Observable Signatures of Cosmic Rays Transport in Starburst Galaxies on Gamma-ray and Neutrino Observations

TL;DR

This study investigates cosmic-ray transport mechanisms in starburst and star-forming galaxies by analyzing gamma-ray and neutrino data, proposing methods to distinguish models, and assessing their contribution to the extragalactic background.

Contribution

It introduces a quantitative test to discriminate between cosmic-ray transport models using gamma-ray observations and forecasts CTA's capability to favor advection-dominated models.

Findings

Current data slightly favor advection-dominated CR models.

CTA can strongly disfavor diffusion-dominated models with high confidence.

SFGs and SBGs can account for 25% of the diffuse HESE neutrino data.

Abstract

The gamma-ray emission from Starburst and Starforming Galaxies (SBGs and SFGs) strongly suggest a correlation between star-forming activity and gamma-ray luminosity. However, the very nature of cosmic-ray (CR) transport and the degree of their confinement within SBG cores are still open questions. We aim at probing the imprints left by CR transport on gamma-ray and neutrino observations of point-like SFGs and SBGs, looking into quantitative ways to discriminate among different transport models. Moreover, following the reported scenarios, we quantitatively assess the SBGs and SFGs contribution to the Extra-galactic Gamma-Ray Background (EGB data) and the IceCube diffuse observations (HESE data). We analyse the 10-year Fermi-LAT spectral energy distributions of 13 nearby galaxies with two different CR transport models, taking into account the corresponding IR and UV observations.

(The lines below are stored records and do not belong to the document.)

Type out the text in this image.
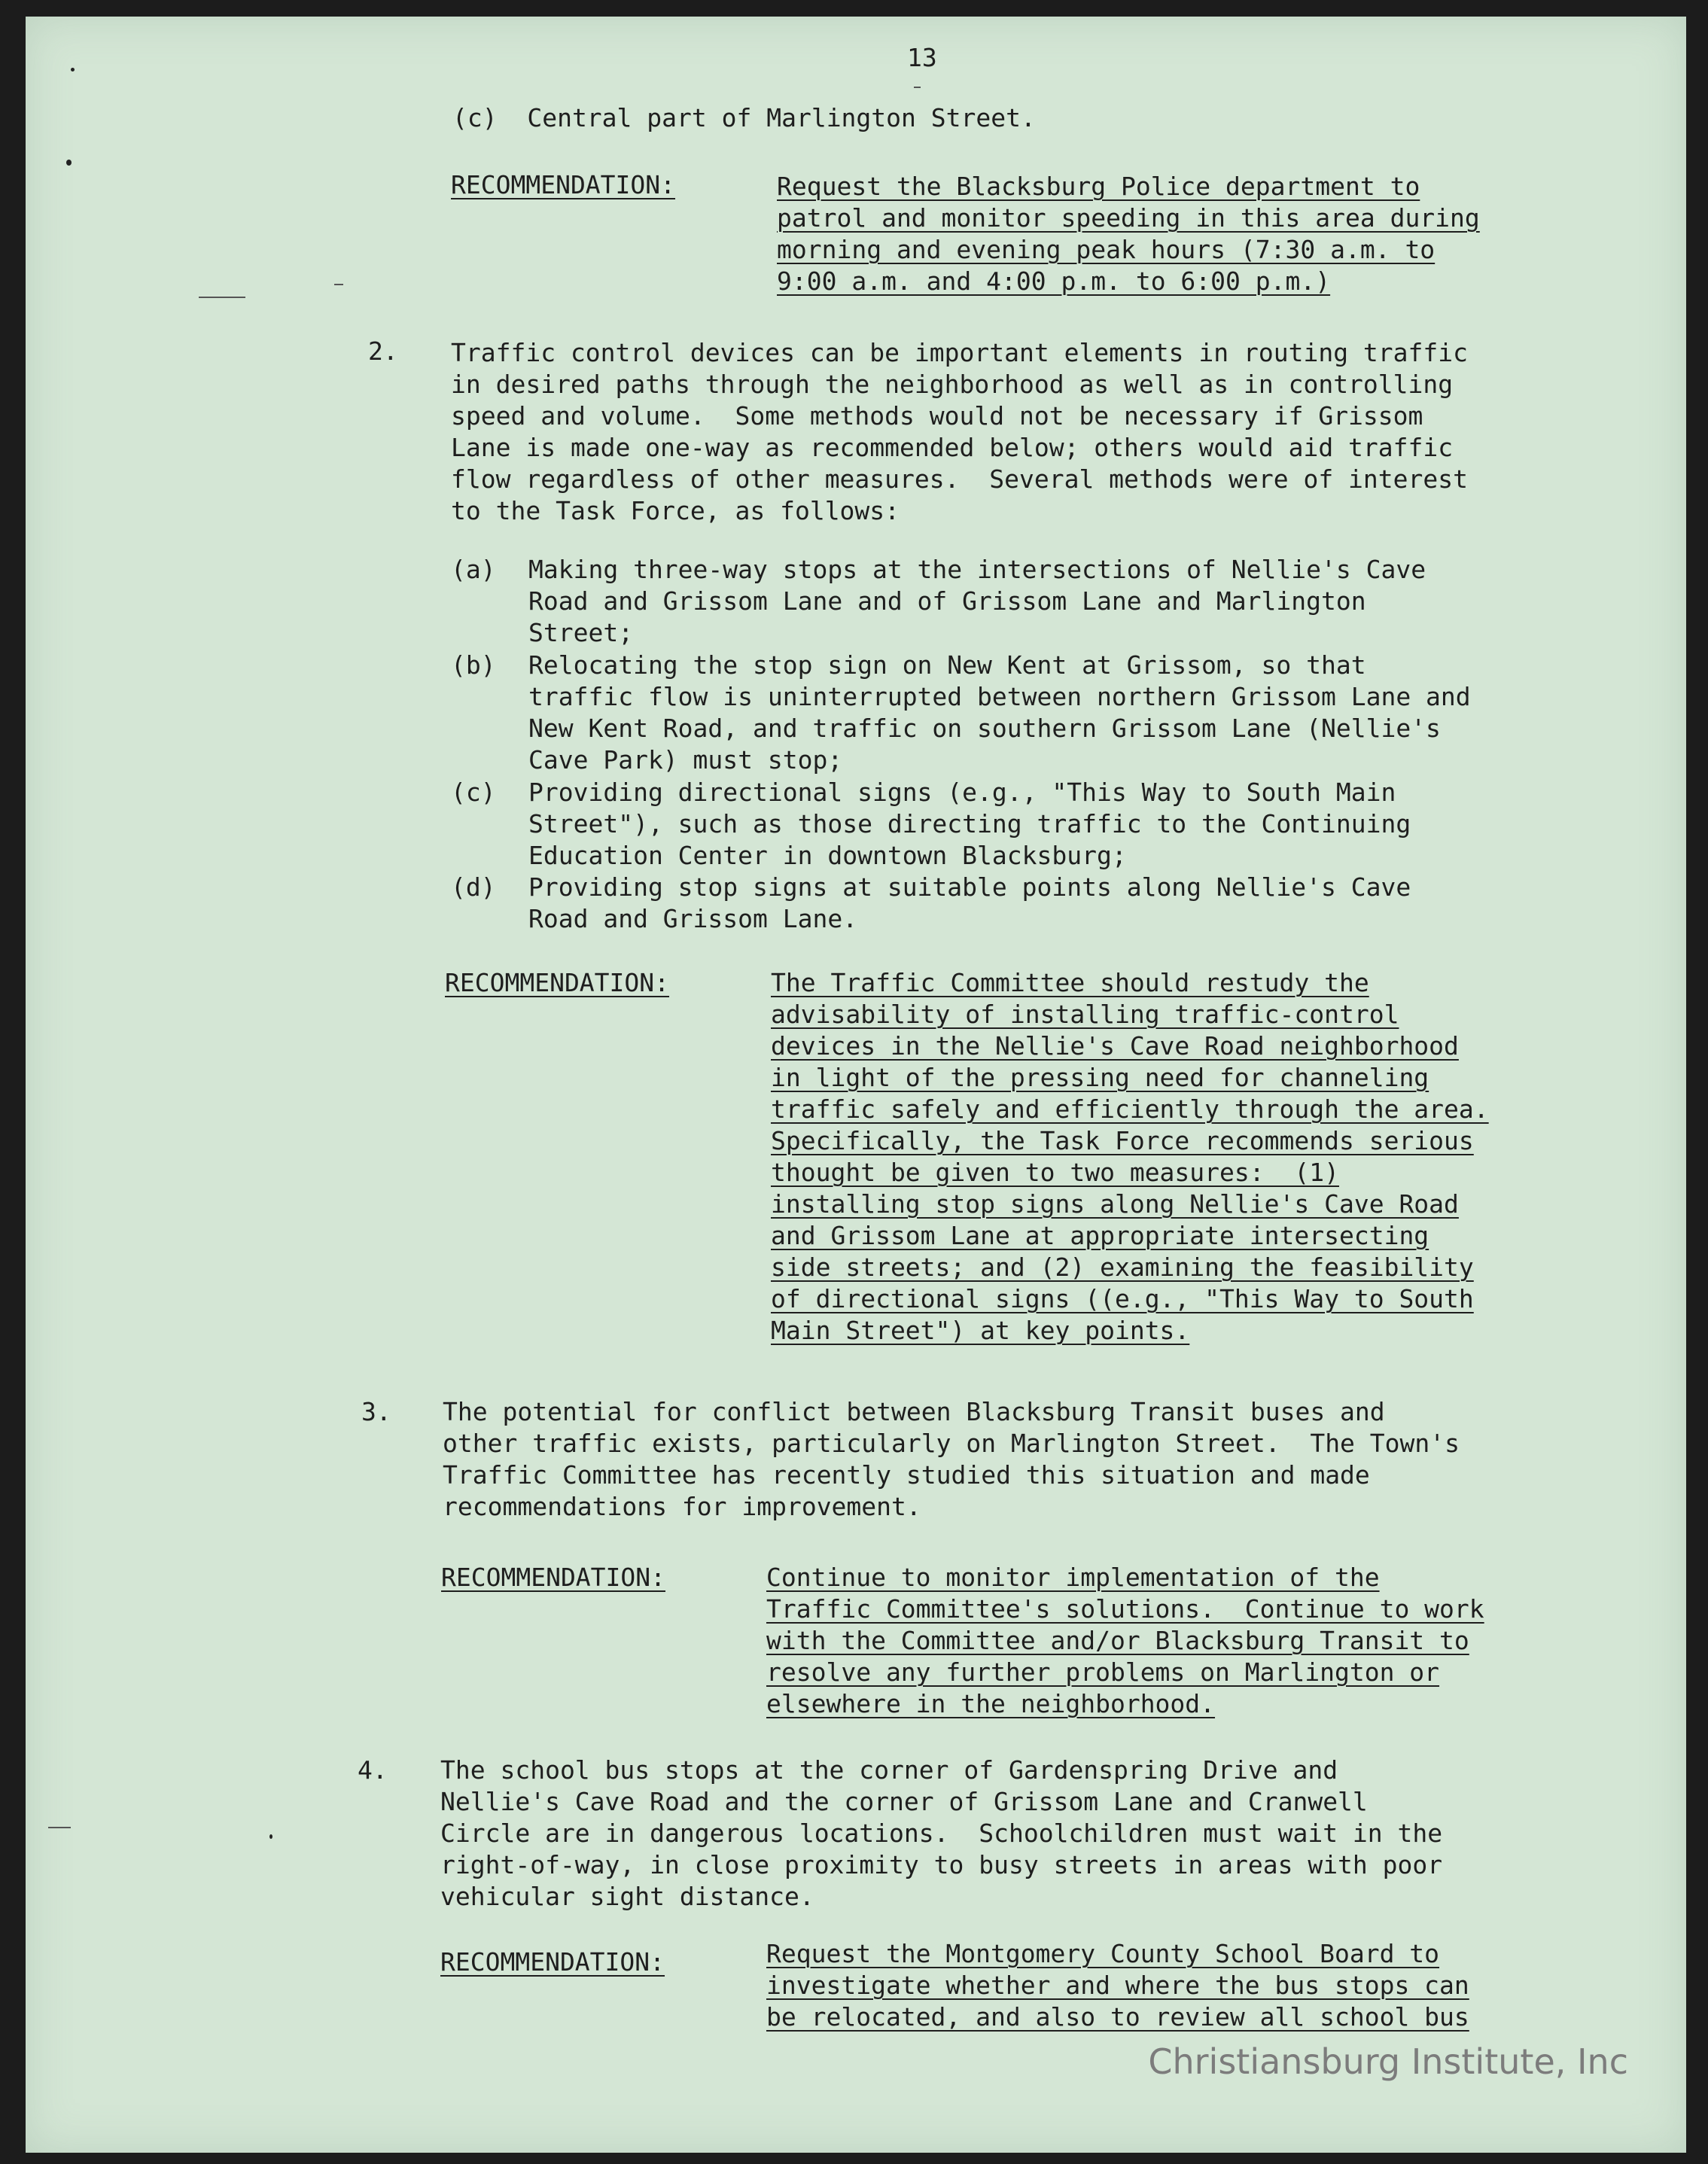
13
(c)  Central part of Marlington Street.
RECOMMENDATION:	Request the Blacksburg Police department to
patrol and monitor speeding in this area during
morning and evening peak hours (7:30 a.m. to
9:00 a.m. and 4:00 p.m. to 6:00 p.m.)
2. Traffic control devices can be important elements in routing traffic
in desired paths through the neighborhood as well as in controlling
speed and volume.  Some methods would not be necessary if Grissom
Lane is made one-way as recommended below; others would aid traffic
flow regardless of other measures.  Several methods were of interest
to the Task Force, as follows:
(a) Making three-way stops at the intersections of Nellie's Cave
Road and Grissom Lane and of Grissom Lane and Marlington
Street;
(b) Relocating the stop sign on New Kent at Grissom, so that
traffic flow is uninterrupted between northern Grissom Lane and
New Kent Road, and traffic on southern Grissom Lane (Nellie's
Cave Park) must stop;
(c) Providing directional signs (e.g., "This Way to South Main
Street"), such as those directing traffic to the Continuing
Education Center in downtown Blacksburg;
(d) Providing stop signs at suitable points along Nellie's Cave
Road and Grissom Lane.
RECOMMENDATION:	The Traffic Committee should restudy the
advisability of installing traffic-control
devices in the Nellie's Cave Road neighborhood
in light of the pressing need for channeling
traffic safely and efficiently through the area.
Specifically, the Task Force recommends serious
thought be given to two measures:  (1)
installing stop signs along Nellie's Cave Road
and Grissom Lane at appropriate intersecting
side streets; and (2) examining the feasibility
of directional signs ((e.g., "This Way to South
Main Street") at key points.
3. The potential for conflict between Blacksburg Transit buses and
other traffic exists, particularly on Marlington Street.  The Town's
Traffic Committee has recently studied this situation and made
recommendations for improvement.
RECOMMENDATION:	Continue to monitor implementation of the
Traffic Committee's solutions.  Continue to work
with the Committee and/or Blacksburg Transit to
resolve any further problems on Marlington or
elsewhere in the neighborhood.
4. The school bus stops at the corner of Gardenspring Drive and
Nellie's Cave Road and the corner of Grissom Lane and Cranwell
Circle are in dangerous locations.  Schoolchildren must wait in the
right-of-way, in close proximity to busy streets in areas with poor
vehicular sight distance.
RECOMMENDATION:	Request the Montgomery County School Board to
investigate whether and where the bus stops can
be relocated, and also to review all school bus
Christiansburg Institute, Inc
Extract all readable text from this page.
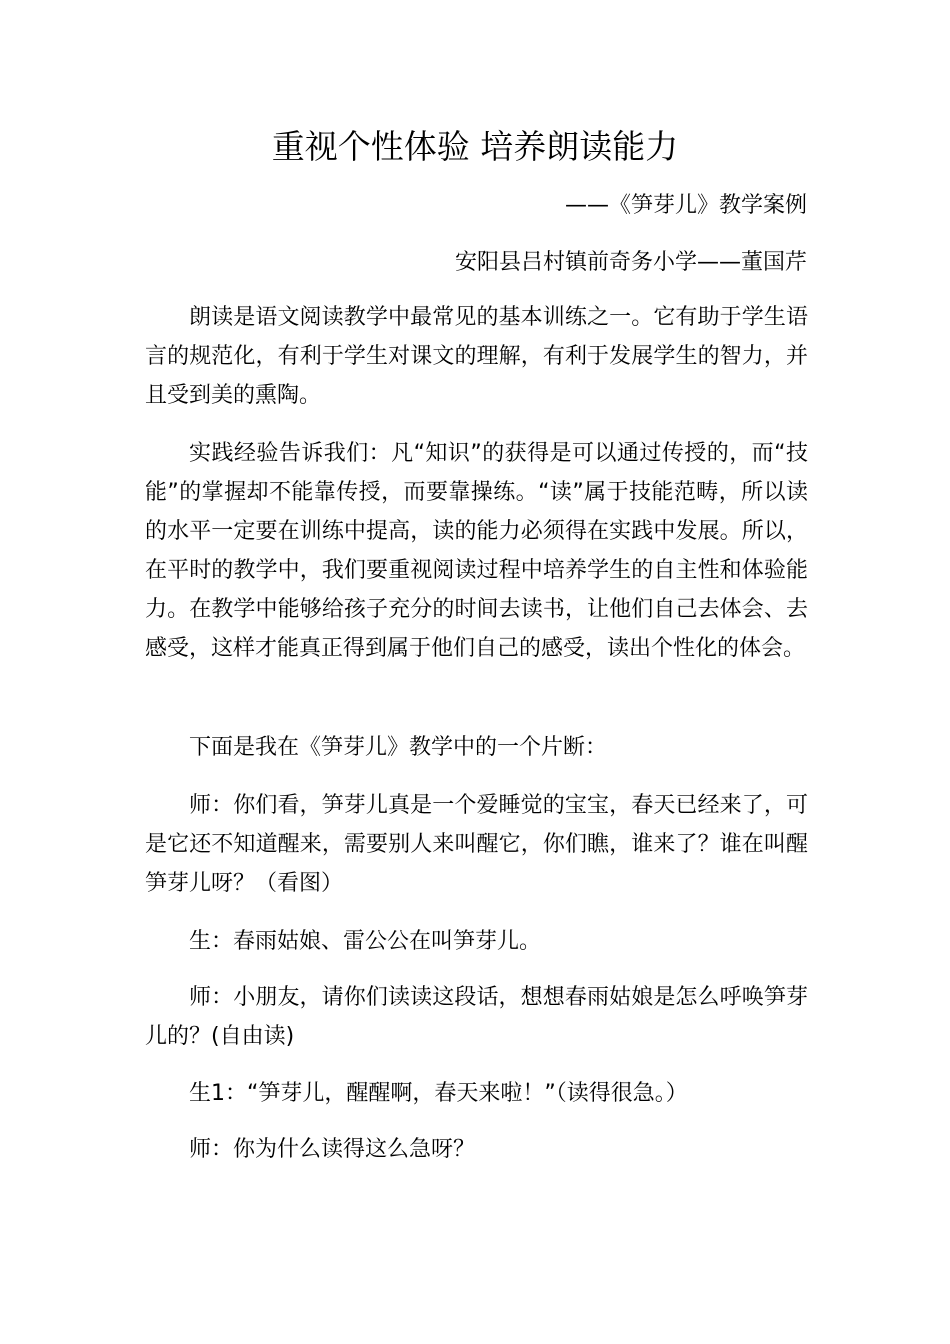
重视个性体验 培养朗读能力
——《笋芽儿》教学案例
安阳县吕村镇前奇务小学——董国芹

朗读是语文阅读教学中最常见的基本训练之一。它有助于学生语言的规范化，有利于学生对课文的理解，有利于发展学生的智力，并且受到美的熏陶。

实践经验告诉我们：凡“知识”的获得是可以通过传授的，而“技能”的掌握却不能靠传授，而要靠操练。“读”属于技能范畴，所以读的水平一定要在训练中提高，读的能力必须得在实践中发展。所以，在平时的教学中，我们要重视阅读过程中培养学生的自主性和体验能力。在教学中能够给孩子充分的时间去读书，让他们自己去体会、去感受，这样才能真正得到属于他们自己的感受，读出个性化的体会。

下面是我在《笋芽儿》教学中的一个片断：

师：你们看，笋芽儿真是一个爱睡觉的宝宝，春天已经来了，可是它还不知道醒来，需要别人来叫醒它，你们瞧，谁来了？谁在叫醒笋芽儿呀？（看图）

生：春雨姑娘、雷公公在叫笋芽儿。

师：小朋友，请你们读读这段话，想想春雨姑娘是怎么呼唤笋芽儿的？(自由读)

生1：“笋芽儿，醒醒啊，春天来啦！”（读得很急。）

师：你为什么读得这么急呀？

We generate mock gamma-ray data to simulate the CTA performance in detecting these sources. In the way, we propose a test to discriminate between the two CR models, quantifying the statistical confidence at which one model can be preferred over the other. We point out that current data already give a slight preference to CR models which are dominated by advection in their nucleus. Moreover, we show that CTA will allow us to firmly disfavour models dominated by diffusion over self-induced turbulence, compared to advection-dominated models, with Bayes factors which can be as large as $10^7$ for some of the SBGs. Finally, we estimate the diffuse gamma-ray and neutrino fluxes of SFGs and SBGs, showing that they can explain $25\%$ of the diffuse HESE data, while remaining consistent with gamma-ray limits on non-blazar sources.